The Florida Bay is generally shallow. It sits upon a shallow shelf, which is part of the Florida Plateau. The area is filled with large fields of seagrass and mudbanks, which constrict water flow.
The area is an important estuary. Enormous sheets of fresh water flow south from the state of Florida, through the Everglades, and meet the salty water of the Gulf of Mexico. In the past, before human intervention, the volume of fresh water ingress was much larger.
In recent decades vast quantities of water have been diverted, due to development, commercial and industrial interests. In the past 100 years, the volume of fresh water flowing through the Florida Everglades has been reduced by approximately 50%.

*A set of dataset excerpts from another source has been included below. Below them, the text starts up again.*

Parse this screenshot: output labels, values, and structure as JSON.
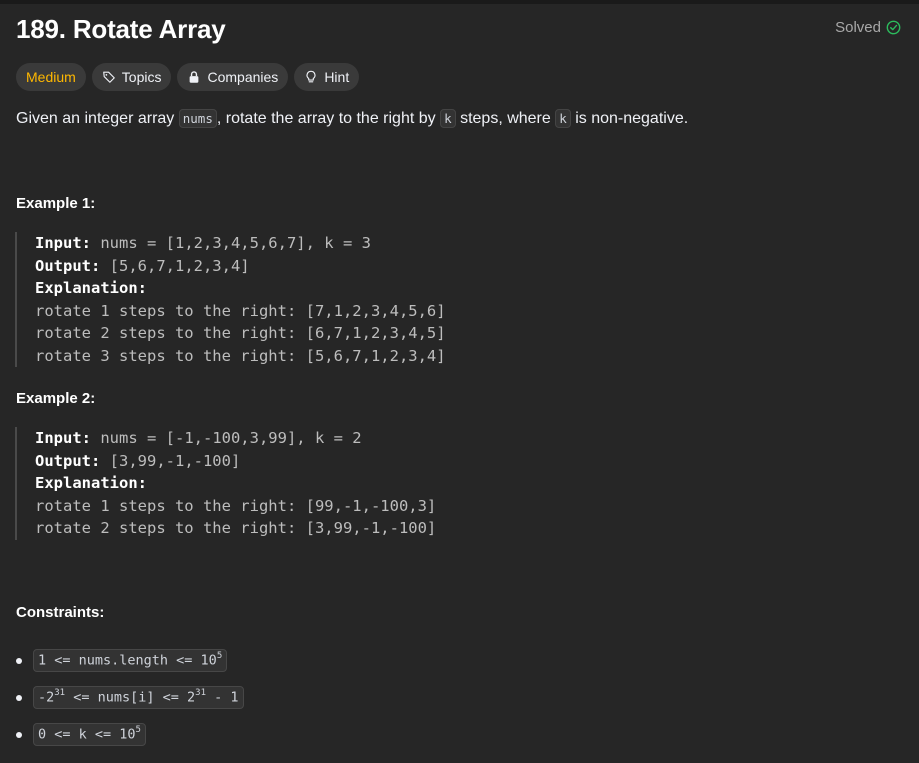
{
  "problem": {
    "title": "189. Rotate Array",
    "status": "Solved"
  },
  "tags": {
    "difficulty": "Medium",
    "topics": "Topics",
    "companies": "Companies",
    "hint": "Hint"
  },
  "description": {
    "part1": "Given an integer array ",
    "code1": "nums",
    "part2": ", rotate the array to the right by ",
    "code2": "k",
    "part3": " steps, where ",
    "code3": "k",
    "part4": " is non-negative."
  },
  "examples": [
    {
      "title": "Example 1:",
      "input_label": "Input:",
      "input": " nums = [1,2,3,4,5,6,7], k = 3",
      "output_label": "Output:",
      "output": " [5,6,7,1,2,3,4]",
      "explanation_label": "Explanation:",
      "lines": [
        "rotate 1 steps to the right: [7,1,2,3,4,5,6]",
        "rotate 2 steps to the right: [6,7,1,2,3,4,5]",
        "rotate 3 steps to the right: [5,6,7,1,2,3,4]"
      ]
    },
    {
      "title": "Example 2:",
      "input_label": "Input:",
      "input": " nums = [-1,-100,3,99], k = 2",
      "output_label": "Output:",
      "output": " [3,99,-1,-100]",
      "explanation_label": "Explanation:",
      "lines": [
        "rotate 1 steps to the right: [99,-1,-100,3]",
        "rotate 2 steps to the right: [3,99,-1,-100]"
      ]
    }
  ],
  "constraints": {
    "title": "Constraints:",
    "c1": {
      "pre": "1 <= nums.length <= 10",
      "sup": "5",
      "post": ""
    },
    "c2": {
      "pre": "-2",
      "sup": "31",
      "mid": " <= nums[i] <= 2",
      "sup2": "31",
      "post": " - 1"
    },
    "c3": {
      "pre": "0 <= k <= 10",
      "sup": "5",
      "post": ""
    }
  },
  "colors": {
    "background": "#262626",
    "medium": "#ffb800",
    "solved_check": "#2cbb5d"
  }
}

As water flows have diminished, many environmental problems have arisen. The Florida Bay is a vital ecological area. Like all of Florida’s waters, it is an essential part of our natural ecosystem, and it’s under assault from many directions.
The South Florida ecosystem is vital for many reasons. It supports an immensely diverse population of native wildlife, including important, rare and endangered species. The South Florida ecosystem is home to manatees, American crocodile, sea turtles and countless other species. It also supports important economic interests, including tourism, fishing, agriculture and other interests.
An informed, engaged and educated public is essential to help save and preserve areas like the Florida Bay, the Florida Everglades and other irreplaceable ecosystems!